Myself, I put a lot of stock in the “stochastic terrorism” model for mass shootings of the Polytechnique nature, even if Polytechnique predates the current form of the phenomenon: it generally does take a crazy person to shoot up a place, as it’s often functionally an act of suicide, but the more extreme the politics and the culture (and the easier it is to acquire weapons, yes), the less and less crazy someone has to be to be activated. My detailed thoughts about “what to do” about radicalization in general, to the extent anything can be done, are long, boring, in some respects contentious, and in many respects still unformed, so I’ll just say I’ve never seen Polytechnique or any of Villeneuve’s Quebecker films, for the reason that I barely liked any of his American films before Blade Runner 2049. Absent anything else, it strikes me as the kind of “yeah, I guess that’s so” type of filmmaking that I often don’t find especially worthwhile.

The fact that I had to google which one the “Tree of Life” shooting was is pretty telling. It’s scary when it’s in your backyard.

I went back and reworked a couple of my thoughts because I came across as more cynical than I meant to. You nicely articulated my take on Polytechnique pretty well: it’s basically “yeah, I guess that’s so” with a moral tacked onto the last five minutes to tie it into a bow.

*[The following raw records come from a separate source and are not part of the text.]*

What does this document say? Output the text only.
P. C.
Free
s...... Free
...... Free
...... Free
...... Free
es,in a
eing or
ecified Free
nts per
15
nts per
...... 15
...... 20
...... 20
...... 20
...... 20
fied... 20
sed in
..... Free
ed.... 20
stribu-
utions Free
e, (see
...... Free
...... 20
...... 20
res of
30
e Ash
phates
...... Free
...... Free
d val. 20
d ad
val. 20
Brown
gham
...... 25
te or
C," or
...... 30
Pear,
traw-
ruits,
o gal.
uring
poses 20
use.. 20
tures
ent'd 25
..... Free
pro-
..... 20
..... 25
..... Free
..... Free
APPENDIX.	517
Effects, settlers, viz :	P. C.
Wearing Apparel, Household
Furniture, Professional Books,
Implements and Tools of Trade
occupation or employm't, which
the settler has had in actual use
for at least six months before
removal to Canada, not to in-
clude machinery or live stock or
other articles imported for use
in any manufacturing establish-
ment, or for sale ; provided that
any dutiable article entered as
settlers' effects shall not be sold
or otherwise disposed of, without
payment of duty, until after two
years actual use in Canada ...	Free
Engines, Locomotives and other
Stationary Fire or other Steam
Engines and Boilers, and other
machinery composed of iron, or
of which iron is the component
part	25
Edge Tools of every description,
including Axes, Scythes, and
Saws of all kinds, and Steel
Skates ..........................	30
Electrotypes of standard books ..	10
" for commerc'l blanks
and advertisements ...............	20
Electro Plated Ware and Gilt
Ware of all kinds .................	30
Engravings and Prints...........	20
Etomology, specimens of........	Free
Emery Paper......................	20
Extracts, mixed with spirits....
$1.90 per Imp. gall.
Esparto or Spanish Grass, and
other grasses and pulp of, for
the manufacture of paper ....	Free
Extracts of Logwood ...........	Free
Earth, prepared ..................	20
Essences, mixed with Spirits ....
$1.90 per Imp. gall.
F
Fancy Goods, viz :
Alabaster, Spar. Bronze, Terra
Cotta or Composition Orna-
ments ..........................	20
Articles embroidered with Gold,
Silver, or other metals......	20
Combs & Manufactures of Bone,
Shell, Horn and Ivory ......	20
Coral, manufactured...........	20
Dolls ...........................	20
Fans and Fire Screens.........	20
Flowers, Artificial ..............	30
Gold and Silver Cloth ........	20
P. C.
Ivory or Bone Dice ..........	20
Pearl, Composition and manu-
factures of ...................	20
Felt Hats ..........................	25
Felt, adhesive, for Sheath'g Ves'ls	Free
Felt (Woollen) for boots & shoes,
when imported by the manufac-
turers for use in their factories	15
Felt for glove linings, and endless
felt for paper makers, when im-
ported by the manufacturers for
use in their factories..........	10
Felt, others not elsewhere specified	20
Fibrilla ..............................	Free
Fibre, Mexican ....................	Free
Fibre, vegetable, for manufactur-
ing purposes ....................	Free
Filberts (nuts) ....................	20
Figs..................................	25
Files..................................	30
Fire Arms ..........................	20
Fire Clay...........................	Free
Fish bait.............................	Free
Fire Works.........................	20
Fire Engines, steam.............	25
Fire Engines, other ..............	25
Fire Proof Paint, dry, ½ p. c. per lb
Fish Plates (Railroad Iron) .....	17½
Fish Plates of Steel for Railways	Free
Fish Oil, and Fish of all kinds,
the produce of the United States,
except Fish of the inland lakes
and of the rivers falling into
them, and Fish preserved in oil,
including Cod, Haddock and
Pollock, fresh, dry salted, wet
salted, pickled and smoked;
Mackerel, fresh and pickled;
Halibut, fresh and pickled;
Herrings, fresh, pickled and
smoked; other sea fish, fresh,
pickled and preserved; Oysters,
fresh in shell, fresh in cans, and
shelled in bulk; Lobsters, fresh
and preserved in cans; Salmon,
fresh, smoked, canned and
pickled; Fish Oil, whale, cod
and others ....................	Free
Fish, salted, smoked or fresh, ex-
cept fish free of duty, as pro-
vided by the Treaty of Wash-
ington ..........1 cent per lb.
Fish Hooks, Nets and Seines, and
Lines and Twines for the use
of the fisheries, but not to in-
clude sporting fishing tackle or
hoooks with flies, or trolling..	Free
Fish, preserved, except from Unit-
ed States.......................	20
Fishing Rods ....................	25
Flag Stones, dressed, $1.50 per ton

I hadn’t previously seen the mass shooting phenomenon described in the “stochastic terrorism” lens before but I looked it up and there’s a lot in that model that makes sense to me. I’d like to hear your thoughts on radicalization at some point, even if contentious and unformed, though film reviews and their comments probably aren’t the mechanism for such discussion. Thanks for reading and replying.

Thanks for bringing this perspective to bear on this subject, Dan – couldn’t have been easy. You gave definition to a lot of the nebulous, queasy feelings I get every time I see a mass shooting make headlines (the ones that are even considered noteworthy enough to make headlines, that is.) It’s easy to gravitate towards “what kind of sick mind…?” as a response, but by making the shooter’s mind the locus of attention we’ve already made a mistake.